Enlightening Elders with Art

By Brianna Gleghorn

Senior citizens were able to get to know one another and create conversations about featured artwork at the Senior Art and Learn at The Butler Institute of American Art Feb. 21.

In addition to the event, attendees were also given a tour. A group of art lovers from the Challenges Center in New Castle, Pennsylvania, have been attending this event since it began two years ago.

Challenges Center is a community center that educates adults over the age of 50 in various subjects, including art and providing other services. Karen Craven, from Challenges, has been going to this event for two years.

“We take an art class at Challenges and I was looking online and came across this,” she said. “It happened to be the first time they had it too.”

Photo by Brianna Gleghorn/The Jambar

Craven, being an artist herself, was especially excited for this exhibit because it was her specialty —  pastels. During the tour, she was able to give background on how an artist could achieve a certain look. This gave an inside look into the pieces and how they were created.

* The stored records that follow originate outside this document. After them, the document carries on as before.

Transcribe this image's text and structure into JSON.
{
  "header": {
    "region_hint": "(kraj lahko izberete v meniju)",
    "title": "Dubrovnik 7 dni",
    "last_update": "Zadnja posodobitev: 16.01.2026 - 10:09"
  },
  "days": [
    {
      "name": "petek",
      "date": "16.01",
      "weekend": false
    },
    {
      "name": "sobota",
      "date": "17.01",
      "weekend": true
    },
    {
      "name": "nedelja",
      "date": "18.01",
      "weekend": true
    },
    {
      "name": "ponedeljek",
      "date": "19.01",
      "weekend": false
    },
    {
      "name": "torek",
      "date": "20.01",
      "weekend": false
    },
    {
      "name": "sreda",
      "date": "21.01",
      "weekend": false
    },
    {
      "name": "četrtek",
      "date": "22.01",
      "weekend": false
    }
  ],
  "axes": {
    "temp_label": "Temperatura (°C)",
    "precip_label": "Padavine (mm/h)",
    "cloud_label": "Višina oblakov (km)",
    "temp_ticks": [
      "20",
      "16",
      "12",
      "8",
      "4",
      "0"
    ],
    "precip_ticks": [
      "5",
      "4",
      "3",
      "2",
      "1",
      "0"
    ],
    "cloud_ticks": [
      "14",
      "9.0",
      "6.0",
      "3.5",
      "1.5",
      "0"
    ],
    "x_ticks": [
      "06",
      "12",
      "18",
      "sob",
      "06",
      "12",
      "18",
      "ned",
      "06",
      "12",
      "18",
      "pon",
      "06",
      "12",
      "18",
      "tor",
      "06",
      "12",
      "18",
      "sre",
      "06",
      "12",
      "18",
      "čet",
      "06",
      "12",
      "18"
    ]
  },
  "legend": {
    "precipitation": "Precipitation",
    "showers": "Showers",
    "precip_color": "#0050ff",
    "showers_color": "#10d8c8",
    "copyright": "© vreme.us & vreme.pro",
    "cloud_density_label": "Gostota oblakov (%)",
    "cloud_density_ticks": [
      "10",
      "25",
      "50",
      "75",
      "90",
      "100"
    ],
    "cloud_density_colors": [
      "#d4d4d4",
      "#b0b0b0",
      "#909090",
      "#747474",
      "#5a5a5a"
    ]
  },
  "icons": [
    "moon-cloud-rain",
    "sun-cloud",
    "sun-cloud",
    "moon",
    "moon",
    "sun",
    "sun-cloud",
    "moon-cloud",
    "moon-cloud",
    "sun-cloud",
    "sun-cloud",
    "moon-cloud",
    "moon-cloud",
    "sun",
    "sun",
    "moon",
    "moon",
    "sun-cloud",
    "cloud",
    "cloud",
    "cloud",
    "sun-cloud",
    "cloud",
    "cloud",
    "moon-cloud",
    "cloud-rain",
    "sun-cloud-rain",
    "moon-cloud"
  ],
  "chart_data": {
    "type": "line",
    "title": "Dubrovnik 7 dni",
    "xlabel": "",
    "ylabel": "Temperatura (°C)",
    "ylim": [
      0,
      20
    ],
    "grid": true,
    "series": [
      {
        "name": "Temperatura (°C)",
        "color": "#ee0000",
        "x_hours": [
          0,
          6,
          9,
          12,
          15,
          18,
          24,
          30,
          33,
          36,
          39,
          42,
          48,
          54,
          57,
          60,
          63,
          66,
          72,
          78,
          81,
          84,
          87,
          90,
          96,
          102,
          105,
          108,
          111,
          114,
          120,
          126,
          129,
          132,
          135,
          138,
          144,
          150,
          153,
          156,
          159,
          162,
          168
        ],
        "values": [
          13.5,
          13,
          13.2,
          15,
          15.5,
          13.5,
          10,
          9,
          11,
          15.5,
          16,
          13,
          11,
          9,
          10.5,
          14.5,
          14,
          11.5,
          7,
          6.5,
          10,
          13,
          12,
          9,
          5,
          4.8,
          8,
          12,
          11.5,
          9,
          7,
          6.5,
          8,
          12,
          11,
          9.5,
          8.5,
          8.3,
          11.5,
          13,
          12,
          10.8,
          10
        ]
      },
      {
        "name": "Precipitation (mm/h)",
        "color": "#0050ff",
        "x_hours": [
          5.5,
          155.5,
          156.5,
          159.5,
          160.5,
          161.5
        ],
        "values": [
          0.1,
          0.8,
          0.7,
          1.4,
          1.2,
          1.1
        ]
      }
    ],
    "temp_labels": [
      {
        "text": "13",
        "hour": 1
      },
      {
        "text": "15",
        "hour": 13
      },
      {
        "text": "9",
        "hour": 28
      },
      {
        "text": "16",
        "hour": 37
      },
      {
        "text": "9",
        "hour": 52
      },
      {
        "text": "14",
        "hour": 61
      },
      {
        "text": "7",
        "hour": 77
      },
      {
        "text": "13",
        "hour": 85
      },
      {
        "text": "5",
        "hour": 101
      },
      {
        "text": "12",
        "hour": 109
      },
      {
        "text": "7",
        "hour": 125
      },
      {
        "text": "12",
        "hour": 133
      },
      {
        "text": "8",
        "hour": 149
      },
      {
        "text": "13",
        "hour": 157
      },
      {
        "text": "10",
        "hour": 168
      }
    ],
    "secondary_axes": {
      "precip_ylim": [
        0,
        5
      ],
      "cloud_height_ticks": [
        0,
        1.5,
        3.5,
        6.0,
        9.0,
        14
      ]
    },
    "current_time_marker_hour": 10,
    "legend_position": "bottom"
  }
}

The group interpreted the artwork from the Pastel Society of America. This was the 46th annual exhibition.

Lois Martin-Uscianowski manages the Southside Community Garden in Youngstown, which provides children’s garden programs and an annual butterfly festival. This was her first time at the event.

“It was very enlightening,” she said. “I was surprised to see pictures with vivid colors. I also love meeting new people.”

Martin-Uscianowski has returned to Youngstown State University to obtain a degree in nonprofit and human resources and will graduate in the fall. She previously received her degree in criminal justice.

Hannah Moses, a docent from the Butler, led the group through the artwork along with JoAnn Blunt, also a docent.

“It’s fun to talk about art in a group and having that interaction brings new views,” Moses said.

After the “slow looking” of the art, there was a breakfast provided in the Collections Café in the art instutite. Slow looking is examining art, but not glancing quickly at the piece and moving on. This gives the viewer a better chance understanding the piece.

This event is a part of Arts in the Early Morning that the Butler has once a month and is free to the public. The Butler also has Stroller Art for parents of babies up to 24 months old and Young Friends Adventure for children ages two through five.

Each event is on a different Thursday of the month excluding December. The next Senior Art and Learn will be on March 21 at 10 a.m. at the Butler.